Composer David Rakowski is 2004-2006 Stoeger Prize Winner
(New York, NY - February 26, 2004) - Yaddo composer David Rakowski recently received the 2004-2006 Elise L. Stoeger Prize from the Chamber Music Society of Lincoln Center for "significant contributions to the chamber music repertory." The prize is given every two years and includes a $25,000 cash award.
Mr. Rakowski, who has been a guest artist at Yaddo four times, most recently in the spring of 2003, is a native of Vermont who studied with Robert Ceely and John Heiss at New England Conservatory, with Milton Babbitt, Peter Westergaard and Paul Lansky at Princeton, and with Luciano Berio at Tanglewood. He has received the Rome Prize, an Academy Award from the American Academy of Arts and Letters, and awards and fellowships from the Guggenheim Foundation, the NEA, the Rockefeller Foundation, the Tanglewood Music Center, BMI, Columbia University, and the International Horn Society.
Works by Mr. Rakowski have been commissioned by Orpheus Chamber Orchestra, the U.S. Marine Band, Sequitur, Network for New Music (Philadelphia), Koussevitzky Music Foundation (for Ensemble 21), Boston Musica Viva, the Fromm Foundation, Dinosaur Annex, the Crosstown Ensemble, Speculum Musicae, the Riverside Symphony, Parnassus, The Composers Ensemble, Alea II, Alea III, Triple Helix, and others. He has twice been a Pulitzer Prize finalist, in 2002 for Ten of a Kind, commissioned by the U.S. Marine Band, and in 1999 for Persistent Memory, commissioned by Orpheus Chamber Orchestra. Both pieces were written mostly at Yaddo, and both were finished at Yaddo. Recently, Mr. Rakowski was composer-in-residence at the Bowdoin Summer Music Festival and guest composer at the Wellesley Composers Conference. His music has been recorded by several labels and has been performed worldwide.
Mr. Rakowski is a founder of the Griffin Music Ensemble of Boston. He has taught at Stanford, Harvard, and Columbia universities and is currently Professor of Composition at Brandeis University. Mr. Rakowski's Violin Songs, a work for soprano and violin, will be performed by the Chamber Music Society of Lincoln Center during its 2004-2005 season.

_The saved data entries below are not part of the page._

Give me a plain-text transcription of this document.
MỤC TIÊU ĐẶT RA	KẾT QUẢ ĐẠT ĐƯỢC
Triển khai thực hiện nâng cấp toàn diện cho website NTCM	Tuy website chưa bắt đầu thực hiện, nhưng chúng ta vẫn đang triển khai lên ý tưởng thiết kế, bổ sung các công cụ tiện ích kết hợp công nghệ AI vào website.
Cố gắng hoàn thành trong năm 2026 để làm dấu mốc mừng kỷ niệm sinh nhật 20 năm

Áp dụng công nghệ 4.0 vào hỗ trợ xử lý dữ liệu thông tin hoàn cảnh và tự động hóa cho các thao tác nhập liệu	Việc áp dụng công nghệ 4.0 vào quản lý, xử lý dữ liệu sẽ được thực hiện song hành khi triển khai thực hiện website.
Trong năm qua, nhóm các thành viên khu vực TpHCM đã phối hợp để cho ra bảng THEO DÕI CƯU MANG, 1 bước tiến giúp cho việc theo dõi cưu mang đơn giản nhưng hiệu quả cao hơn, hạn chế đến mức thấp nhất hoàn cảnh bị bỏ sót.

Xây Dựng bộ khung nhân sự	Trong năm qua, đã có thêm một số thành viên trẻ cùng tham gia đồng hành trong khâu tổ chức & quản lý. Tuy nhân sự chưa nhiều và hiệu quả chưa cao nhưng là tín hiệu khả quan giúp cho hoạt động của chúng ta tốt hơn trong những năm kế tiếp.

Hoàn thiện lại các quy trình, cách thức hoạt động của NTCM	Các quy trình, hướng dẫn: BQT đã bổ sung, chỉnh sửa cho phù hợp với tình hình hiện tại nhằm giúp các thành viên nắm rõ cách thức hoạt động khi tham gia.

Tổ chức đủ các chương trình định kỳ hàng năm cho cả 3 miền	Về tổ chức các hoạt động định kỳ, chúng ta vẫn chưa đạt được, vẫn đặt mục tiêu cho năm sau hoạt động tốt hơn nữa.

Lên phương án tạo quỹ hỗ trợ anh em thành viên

The Elise L. Stoeger Prize was established in 1985 with a bequest from Milan Stoeger, a longtime subscriber to the Chamber Music Society of Lincoln Center, in memory of his wife, Elise. Winners are selected from nominations submitted by a committee of musicians, composers, educators, managers, and presenters nationwide, with a nine-member rotating committee making the final selections.